Fuel is injected, through a fuel injector nozzle 5, into the premix chamber where it is atomized and extensively mixed with the primary air 1, in which process a portion of the fuel vaporizes but combustion is still prevented. A portion of the fuel may optionally be allowed to retain its droplet form. The fuel/air mixture then flows into the combustion zone (of flame tube 8) through the pores of the very hot ceramic diaphragm 4. In transit through this hot diaphragm 4, the still remaining fuel also vaporizes, so that the mixture entering the combustion zone of flame tube 8 may be burned to form an exhaust gas maximally free from residue despite a very short flame. The oxygen needed for complete combustion is carried laterally towards the combustion zone of flame tube 8 through the passageways 6 for secondary air, which also operate to create a recirculation zone which assists stabilization, attemperation and a reduction in the length of the combustion zone. The tertiary air is admixed in a mixing zone adjacent openings 7 to reduce temperatures.
By way of example and not by way of limitation, the following preferred dimensions are given for the combustion chamber arrangement illustrated in the drawings:
D1 -- 40mm a -- 30°D2 -- 25mm b -- 30°D3 -- 60mm c -- 30-45°D4 -- 90mmL1 -- 10mmL2 -- 50mmL3 -- 10mmL4 -- 160mm
In the preferred arrangement illustrated, eight openings for secondary air 2 are equally spaced around a circumference, with each having a diameter of 18mm. Eight openings for tertiary air 7 are also provided equally spaced around the circumference, with each having a diameter of 25mm.
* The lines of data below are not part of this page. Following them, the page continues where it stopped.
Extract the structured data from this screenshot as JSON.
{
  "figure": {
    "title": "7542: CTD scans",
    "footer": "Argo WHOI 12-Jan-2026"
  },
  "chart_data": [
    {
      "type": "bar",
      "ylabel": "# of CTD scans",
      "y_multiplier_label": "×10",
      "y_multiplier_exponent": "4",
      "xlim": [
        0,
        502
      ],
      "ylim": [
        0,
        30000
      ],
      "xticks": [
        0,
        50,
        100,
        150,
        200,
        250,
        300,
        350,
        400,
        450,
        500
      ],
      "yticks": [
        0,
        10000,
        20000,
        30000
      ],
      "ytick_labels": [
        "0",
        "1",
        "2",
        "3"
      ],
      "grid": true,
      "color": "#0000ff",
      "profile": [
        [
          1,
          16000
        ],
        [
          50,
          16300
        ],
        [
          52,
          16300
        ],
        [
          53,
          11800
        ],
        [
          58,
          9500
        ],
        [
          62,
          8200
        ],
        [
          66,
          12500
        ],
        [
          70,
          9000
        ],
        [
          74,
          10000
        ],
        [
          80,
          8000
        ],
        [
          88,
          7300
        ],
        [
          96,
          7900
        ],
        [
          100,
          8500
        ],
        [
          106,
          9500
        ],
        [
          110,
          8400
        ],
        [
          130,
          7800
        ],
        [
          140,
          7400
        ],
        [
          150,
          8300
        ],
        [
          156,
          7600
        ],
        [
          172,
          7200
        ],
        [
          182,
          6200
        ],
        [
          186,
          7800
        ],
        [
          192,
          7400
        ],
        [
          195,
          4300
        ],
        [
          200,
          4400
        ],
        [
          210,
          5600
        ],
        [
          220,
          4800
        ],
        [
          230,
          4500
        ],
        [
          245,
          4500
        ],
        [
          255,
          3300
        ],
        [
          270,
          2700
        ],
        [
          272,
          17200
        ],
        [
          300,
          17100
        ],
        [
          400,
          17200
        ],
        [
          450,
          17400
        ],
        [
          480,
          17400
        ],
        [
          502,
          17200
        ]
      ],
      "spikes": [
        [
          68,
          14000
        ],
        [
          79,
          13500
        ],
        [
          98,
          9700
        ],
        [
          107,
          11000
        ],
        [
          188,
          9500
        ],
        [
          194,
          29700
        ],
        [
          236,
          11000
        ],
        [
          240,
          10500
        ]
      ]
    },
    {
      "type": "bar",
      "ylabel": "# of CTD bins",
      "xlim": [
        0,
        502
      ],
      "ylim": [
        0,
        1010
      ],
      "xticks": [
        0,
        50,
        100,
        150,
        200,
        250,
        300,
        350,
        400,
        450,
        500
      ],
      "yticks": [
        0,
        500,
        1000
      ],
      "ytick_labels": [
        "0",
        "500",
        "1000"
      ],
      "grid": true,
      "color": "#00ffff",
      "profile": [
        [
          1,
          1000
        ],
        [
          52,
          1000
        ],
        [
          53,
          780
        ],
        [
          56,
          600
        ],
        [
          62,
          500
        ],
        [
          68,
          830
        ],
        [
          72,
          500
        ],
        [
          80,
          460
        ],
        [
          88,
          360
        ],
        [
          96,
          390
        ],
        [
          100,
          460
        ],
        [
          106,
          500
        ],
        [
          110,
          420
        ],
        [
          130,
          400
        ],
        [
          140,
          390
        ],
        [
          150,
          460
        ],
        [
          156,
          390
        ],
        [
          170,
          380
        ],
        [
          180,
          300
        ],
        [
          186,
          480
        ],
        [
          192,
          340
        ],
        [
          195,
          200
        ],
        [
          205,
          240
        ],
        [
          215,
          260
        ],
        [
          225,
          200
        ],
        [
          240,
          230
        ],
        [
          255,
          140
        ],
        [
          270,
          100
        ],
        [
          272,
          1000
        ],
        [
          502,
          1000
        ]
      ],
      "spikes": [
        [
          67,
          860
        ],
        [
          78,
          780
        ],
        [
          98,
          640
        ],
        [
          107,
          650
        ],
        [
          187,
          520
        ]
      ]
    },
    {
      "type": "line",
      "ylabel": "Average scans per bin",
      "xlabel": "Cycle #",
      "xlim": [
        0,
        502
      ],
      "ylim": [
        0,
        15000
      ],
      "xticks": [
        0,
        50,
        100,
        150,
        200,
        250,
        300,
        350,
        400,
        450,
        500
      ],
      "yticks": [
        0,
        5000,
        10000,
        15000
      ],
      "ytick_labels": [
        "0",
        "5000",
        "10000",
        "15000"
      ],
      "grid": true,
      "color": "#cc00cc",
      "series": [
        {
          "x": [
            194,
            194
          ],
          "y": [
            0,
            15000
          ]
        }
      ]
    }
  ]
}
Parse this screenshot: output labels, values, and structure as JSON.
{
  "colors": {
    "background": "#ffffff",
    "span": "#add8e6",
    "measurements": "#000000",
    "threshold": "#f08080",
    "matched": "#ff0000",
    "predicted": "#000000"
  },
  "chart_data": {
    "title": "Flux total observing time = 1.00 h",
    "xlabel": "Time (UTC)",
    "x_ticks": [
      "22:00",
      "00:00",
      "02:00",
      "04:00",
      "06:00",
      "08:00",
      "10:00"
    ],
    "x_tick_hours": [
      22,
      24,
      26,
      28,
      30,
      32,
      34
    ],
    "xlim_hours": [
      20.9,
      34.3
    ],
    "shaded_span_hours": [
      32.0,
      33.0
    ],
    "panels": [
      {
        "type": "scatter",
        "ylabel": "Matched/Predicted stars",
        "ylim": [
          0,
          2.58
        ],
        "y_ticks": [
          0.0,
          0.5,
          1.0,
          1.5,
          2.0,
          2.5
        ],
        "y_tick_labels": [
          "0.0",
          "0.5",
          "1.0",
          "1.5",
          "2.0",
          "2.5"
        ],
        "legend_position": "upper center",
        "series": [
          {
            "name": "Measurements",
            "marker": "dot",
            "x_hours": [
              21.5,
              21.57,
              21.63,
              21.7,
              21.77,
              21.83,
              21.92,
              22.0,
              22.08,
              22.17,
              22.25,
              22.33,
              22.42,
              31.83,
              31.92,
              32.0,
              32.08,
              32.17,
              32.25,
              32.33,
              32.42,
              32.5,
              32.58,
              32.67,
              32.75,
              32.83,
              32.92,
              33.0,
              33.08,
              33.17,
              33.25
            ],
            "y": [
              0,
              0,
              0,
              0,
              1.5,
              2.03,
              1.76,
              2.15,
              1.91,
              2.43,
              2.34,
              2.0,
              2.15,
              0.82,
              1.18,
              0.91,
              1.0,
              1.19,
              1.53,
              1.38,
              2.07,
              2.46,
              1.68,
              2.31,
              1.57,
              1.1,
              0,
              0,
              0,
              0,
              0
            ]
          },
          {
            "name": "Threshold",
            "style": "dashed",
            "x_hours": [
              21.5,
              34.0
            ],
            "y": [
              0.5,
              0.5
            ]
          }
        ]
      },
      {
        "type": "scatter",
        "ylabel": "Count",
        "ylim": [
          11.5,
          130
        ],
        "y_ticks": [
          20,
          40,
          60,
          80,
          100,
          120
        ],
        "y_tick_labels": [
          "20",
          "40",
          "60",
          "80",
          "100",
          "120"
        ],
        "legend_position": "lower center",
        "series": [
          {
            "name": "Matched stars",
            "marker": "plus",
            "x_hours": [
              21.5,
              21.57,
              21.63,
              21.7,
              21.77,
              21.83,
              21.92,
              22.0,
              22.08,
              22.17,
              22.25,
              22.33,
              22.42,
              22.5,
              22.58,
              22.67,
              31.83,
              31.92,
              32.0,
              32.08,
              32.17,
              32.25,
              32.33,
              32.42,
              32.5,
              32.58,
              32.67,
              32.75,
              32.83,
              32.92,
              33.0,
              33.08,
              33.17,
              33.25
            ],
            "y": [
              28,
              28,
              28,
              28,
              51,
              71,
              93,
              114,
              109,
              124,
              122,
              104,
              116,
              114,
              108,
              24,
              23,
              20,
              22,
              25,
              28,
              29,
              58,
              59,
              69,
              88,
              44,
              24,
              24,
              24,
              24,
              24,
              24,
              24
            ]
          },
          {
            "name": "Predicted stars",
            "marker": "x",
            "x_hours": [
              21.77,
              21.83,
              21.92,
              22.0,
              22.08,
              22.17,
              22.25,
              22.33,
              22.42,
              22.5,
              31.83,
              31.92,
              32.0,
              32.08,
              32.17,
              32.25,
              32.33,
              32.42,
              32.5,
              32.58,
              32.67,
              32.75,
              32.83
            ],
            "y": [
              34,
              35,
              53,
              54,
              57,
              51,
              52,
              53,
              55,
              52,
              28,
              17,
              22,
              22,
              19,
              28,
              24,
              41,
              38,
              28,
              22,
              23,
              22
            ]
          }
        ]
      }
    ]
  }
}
The wall thicknesses of all outer walls vary between 3 and 6mm with the plate or diaphragm 4 which divides the premix and combustion chamber being 10mm thick as indicated above. The porosity of the ceramic sinter materials (percentage of the area open to the air flow in relation to the total area) should be approximately 30% for all outer walls and 70% for the plate or diaphragm dividing the premix and combustion chamber.
Preferred materials for the ceramic sinter materials for the porous walls of the premix chamber are:
a. "Saffil" on the basis of aluminum oxyde, as made by the British firm "Imperial Chemical Industries -- Mond Devision", London.
b. "Saffil" on the basis of circonium oxyde, made by the same firm.
c. "Recristallised Silicon Carbide NC400", made by the British firm "Advanced Materials Engineering" Gateshead, England.
These specific dimensional and material examples given herein are included only to aid in providing an enabling disclosure for those skilled in the art to practice the invention, and and it is not in any way intended to limit the scope of the claims attached hereto. The particular dimensions of the chambers and the flaring of the combustion or flame tube wall portions disclosed herein provide optimum operation of the combustion chamber.
Obviously, many modifications and variations of the present invention are possible in the light of the above teachings. It should therefore be understood that within the scope of the appended claims, the invention may be practiced otherwise than as specifically described.